Spelling mistake at Northwick Park Hospital leads to grandmother, 85, bleeding to death
11:19 01 February 2016
A spelling mistake and a mix-up by senior medics led to a grandmother bleeding to death after an operation at Northwick Park Hospital, an inquest has ruled.
The blunder meant cross-matched blood supplies which were put on hold for Irmgard Cooper, 85, had been sent back to the bank resulting in a two-hour wait for a life-saving transfusion she needed.
By the time the replacement supplies arrived Mrs Cooper, who lived in Hayling Island in Hampshire, had lost all her blood and she died on the operating table.
On Friday at North London Coroner’s Court an inquest heard her name had been spelt as ‘Irngard’ instead of ‘Irmgard’ which resulted in the fatal delay.
In addition the surgeon had not been told no blood supplies were available during the operation until he was carrying out the procedure on May 7 last year.
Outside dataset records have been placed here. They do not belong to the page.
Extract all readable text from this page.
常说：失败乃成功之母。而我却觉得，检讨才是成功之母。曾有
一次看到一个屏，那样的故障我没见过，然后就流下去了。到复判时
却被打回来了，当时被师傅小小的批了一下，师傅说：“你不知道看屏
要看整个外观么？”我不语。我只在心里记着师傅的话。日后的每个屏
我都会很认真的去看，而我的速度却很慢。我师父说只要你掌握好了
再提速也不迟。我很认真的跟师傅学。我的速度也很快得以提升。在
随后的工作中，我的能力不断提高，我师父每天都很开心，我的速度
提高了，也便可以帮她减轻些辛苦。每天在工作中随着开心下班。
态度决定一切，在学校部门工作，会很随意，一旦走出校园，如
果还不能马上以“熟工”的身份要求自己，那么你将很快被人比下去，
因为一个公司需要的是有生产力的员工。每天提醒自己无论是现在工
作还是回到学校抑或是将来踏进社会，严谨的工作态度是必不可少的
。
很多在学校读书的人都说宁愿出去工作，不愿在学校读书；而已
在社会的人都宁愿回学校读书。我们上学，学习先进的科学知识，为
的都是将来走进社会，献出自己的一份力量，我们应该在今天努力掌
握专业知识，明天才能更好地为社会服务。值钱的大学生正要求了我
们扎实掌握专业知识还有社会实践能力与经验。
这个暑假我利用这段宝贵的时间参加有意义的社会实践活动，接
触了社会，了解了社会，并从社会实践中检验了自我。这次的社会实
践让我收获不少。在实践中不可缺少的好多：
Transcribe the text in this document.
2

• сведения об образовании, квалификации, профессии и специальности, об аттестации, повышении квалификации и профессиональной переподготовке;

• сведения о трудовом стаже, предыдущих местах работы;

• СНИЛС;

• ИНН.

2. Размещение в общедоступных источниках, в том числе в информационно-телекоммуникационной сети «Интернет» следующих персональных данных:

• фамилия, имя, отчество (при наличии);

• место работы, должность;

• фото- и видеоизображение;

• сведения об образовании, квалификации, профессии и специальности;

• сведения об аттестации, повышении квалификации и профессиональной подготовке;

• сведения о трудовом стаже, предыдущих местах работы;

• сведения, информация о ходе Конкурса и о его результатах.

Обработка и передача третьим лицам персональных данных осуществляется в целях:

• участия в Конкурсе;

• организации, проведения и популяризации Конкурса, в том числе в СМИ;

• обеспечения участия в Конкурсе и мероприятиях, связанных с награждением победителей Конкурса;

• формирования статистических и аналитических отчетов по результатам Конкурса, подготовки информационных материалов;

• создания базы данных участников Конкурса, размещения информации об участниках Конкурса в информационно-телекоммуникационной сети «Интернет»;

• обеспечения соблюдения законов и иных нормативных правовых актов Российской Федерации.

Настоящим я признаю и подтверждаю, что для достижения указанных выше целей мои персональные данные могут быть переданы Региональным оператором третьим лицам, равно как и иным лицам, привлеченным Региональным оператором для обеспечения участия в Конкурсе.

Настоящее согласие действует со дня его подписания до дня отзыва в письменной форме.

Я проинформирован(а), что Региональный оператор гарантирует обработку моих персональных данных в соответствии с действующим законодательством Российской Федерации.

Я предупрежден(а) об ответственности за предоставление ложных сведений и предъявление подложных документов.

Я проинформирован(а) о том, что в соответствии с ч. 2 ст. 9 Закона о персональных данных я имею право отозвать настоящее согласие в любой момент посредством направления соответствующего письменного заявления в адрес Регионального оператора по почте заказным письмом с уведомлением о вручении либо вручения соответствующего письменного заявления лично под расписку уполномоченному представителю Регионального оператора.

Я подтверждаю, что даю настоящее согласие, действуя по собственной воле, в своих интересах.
The German-born mother-of-two, who had three grandchildren and had been married to husband Raymond for 62 years, had undergone a serious but successful operation to repair a large bulge in the main artery to her heart.
When the surgeon questioned the anaesthetist as to why he wasn’t giving extra blood supplies when needed, he was told for the first time that none were available.
She would have survived if her O negative blood supply was available in the theatre immediately.
Coroner Andrew Walker found gross failings in the failure to provide blood at a critical time when it was already previously known that blood would be required.
The inquest also found that the death was avoidable and she had died from neglect.
A Serious Incident Investigation Report subsequently conducted by the hospital found that she died from serious blood clotting difficulties, cardio vascular collapse, haemorrhage, and that the delay in giving blood caused her death.
Mrs Cooper’s daughter, Lorraine Booker, plans to sue London North West Healthcare NHS Trust over her mother’s death.
She said: “My father has suffered from nightmares over my mother’s death ever since. We just feel very let down and betrayed by the hospital for a death that should never have occurred.”
Renu Daly, from medical negligence specialists Hudgell Solicitors, who is acting on behalf of the family, said: “The first error was the mis-spelling of the patient’s name on the blood sample. The lack of communication between the anaesthetist and the surgeon over the absence of blood was the second error.
“Mrs Cooper was effectively dead from the time she arrived in intensive care, she was already suffering from catastrophic internal bleeding which meant death was inevitable.
“The family is now receiving our support and advice as they want to be certain that this matter is publicly investigated and exposed, and that devastating errors such as these are never able to happen again.”
Jacqueline Docherty, chief executive of the trust, said: “I would like to offer my sincere condolences to the family of Irmgard Cooper and say how sorry I am for what happened.
“We accept the coroner’s verdict. Prior to the inquest, the trust undertook a full internal investigation, and has implemented systems to ensure that incidents of this nature do not occur again.”